Comme chaque jour, matin et soir, le car de la société Laurens se chargeait du ramassage scolaire. De Capdenac-Gare en passant par la Madeleine et au-delà de Foissac, les enfants empruntaient l’autobus dans un aller-retour journalier.
En cette fin d’après-midi, c’est donc la tête remplie de nouvelles connaissances que
cinquante écoliers du cours préparatoire aux collégiens en classe de troisième, prenaient la route pour rentrer chez eux. Confortablement installés sur des sièges à l’assise ferme dépourvus de ceintures de sécurité, ils se trouvaient dans les lacets de la fameuse côte de Roquefort. Il n’y a pas jusque-là de quoi en faire un fromage me direz-vous!
Oui mais voilà, ce jour- là, le garagiste du coin essayait une nouvelle déesse de la route!
Au tiers de la montée, dans un virage en courbe pas très accentué ce bolide lancé à toute allure a eu la fâcheuse idée de percuter l’avant de notre bus! Dans une glissade miraculeuse, ce dernier s’est arrêté dans un mouvement de balançoire retenu en son centre par un brave chêne qui avait réussi l’exploit de prendre racine dans un coin où toutes plantes dites raisonnables hésitent à s’aventurer !
J’ai ressenti immédiatement une douleur vive au niveau du genou gauche qui s’est mis à saigner abondamment puis à gonfler. Heureusement cette blessure après consultation s’est avérée sans gravité. Seule une cicatrice attestera par sa présence l’instant où dans ma vie tout a failli basculer !
Des cris de frayeurs ont jailli de l’habitacle, le moteur du car a été immédiatement stoppé grâce au sang-froid du chauffeur à l’éternel béret basque.
Ce brave père Laurens comme on l’appelait tous, avait eu un réflexe béni , il venait de sauver sans le savoir encore l’ensemble de ses petits passagers !
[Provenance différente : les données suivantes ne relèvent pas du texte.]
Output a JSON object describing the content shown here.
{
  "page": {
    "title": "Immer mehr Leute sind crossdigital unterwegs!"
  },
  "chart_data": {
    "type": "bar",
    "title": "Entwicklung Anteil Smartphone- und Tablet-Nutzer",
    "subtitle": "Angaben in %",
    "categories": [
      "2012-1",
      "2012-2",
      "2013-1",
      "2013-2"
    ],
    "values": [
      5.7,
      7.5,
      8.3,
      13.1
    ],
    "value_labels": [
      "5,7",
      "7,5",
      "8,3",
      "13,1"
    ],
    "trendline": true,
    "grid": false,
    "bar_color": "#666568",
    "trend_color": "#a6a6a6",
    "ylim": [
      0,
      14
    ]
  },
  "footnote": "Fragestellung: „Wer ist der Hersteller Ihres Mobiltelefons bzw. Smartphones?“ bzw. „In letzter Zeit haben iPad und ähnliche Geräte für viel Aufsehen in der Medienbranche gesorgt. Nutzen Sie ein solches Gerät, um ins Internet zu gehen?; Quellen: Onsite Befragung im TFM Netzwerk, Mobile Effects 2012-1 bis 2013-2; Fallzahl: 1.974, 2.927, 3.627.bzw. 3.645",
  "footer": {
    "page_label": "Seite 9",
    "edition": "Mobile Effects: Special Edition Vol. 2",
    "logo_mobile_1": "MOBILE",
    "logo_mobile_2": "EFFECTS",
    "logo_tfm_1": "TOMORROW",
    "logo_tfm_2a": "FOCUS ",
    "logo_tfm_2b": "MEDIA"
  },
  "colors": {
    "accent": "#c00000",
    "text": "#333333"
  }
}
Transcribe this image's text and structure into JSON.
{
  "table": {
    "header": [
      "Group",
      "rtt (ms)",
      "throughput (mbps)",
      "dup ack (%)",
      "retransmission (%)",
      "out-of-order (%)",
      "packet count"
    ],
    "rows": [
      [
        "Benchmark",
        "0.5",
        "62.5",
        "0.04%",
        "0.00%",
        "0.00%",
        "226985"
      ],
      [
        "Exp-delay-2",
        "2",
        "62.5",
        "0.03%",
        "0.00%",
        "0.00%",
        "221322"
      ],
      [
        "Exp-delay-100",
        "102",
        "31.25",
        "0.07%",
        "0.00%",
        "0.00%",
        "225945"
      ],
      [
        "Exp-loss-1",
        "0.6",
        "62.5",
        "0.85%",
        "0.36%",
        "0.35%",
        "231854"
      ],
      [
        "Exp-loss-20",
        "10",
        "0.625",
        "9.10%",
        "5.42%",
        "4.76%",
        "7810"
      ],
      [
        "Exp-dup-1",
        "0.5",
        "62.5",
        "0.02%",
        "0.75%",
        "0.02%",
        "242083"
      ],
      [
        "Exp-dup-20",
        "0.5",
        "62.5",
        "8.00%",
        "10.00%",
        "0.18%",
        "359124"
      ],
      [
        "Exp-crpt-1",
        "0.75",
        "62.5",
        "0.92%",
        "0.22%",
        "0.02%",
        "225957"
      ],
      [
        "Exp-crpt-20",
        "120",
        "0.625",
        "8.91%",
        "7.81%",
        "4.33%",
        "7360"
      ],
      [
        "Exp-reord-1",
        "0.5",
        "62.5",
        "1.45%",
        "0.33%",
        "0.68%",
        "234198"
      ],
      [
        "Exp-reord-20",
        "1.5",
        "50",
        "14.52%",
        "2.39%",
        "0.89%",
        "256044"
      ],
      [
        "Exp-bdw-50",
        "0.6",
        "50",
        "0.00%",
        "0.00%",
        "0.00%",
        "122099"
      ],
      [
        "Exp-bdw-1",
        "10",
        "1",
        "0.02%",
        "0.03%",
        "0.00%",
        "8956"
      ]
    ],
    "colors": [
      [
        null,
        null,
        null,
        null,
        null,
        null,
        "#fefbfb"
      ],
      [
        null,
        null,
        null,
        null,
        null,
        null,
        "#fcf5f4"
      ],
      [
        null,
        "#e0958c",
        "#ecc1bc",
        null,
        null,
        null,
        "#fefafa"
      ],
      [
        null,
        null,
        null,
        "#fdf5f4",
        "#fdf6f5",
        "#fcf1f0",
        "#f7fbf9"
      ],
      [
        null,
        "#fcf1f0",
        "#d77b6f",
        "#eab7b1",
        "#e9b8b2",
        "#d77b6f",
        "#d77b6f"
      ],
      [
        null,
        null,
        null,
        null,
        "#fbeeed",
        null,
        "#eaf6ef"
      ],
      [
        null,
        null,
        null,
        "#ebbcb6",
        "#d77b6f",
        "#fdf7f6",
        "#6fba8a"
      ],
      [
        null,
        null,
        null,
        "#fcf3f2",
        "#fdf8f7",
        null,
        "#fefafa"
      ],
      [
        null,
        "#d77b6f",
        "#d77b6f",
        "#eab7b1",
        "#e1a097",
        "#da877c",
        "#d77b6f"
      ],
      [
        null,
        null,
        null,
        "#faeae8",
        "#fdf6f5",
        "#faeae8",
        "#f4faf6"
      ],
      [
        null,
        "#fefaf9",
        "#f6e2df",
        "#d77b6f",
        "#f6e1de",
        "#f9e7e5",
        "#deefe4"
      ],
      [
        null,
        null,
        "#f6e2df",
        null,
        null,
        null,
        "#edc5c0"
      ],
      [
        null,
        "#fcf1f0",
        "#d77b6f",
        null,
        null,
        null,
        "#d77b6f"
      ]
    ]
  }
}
Sous nos yeux effarés, un ravin vertigineux, gueule grande ouverte, nous tendait ses bras. Cet espace béant d’environ quatre-vingts mètres de profondeur baigne ses pieds dans le lit du ruisseau la Diège. Elle était prête ce jour-là à nous offrir son en guise d’adieu son lit.
Le car scolaire en équilibre précaire devait se vider sans tarder avant que l’impensable ne se produise.
Heureusement, le maître à bord encore une fois a su organiser son évacuation dans le calme. La portière qui permettait la sortie habituellement s’ouvrait face au précipice. Nous avons emprunté logiquement celle du conducteur. Je ne vous cache pas toutefois que le temps que l’on a mis à quitter le couloir central au moment crucial de l'évacuation nous a paru interminable. Des craquements inquiétants saccadés rythmaient notre future délivrance, et nos yeux évitaient de se focaliser vers l’espace diabolique qui nous aurait condamnés à une mort certaine.
J’ai grâce à mon ami instituteur retrouvé l’endroit précis où a eu lieu le télescopage et le Saint arbre qui a permis la survie de très nombreuses âmes bien trop jeunes pour quitter le monde des études!
Eh oui, il existe encore, son tronc robuste défie les années avec grâce et dans une révérence dont il a le secret il se rappelle à nous en tant que sauveur à l’écorce providentielle.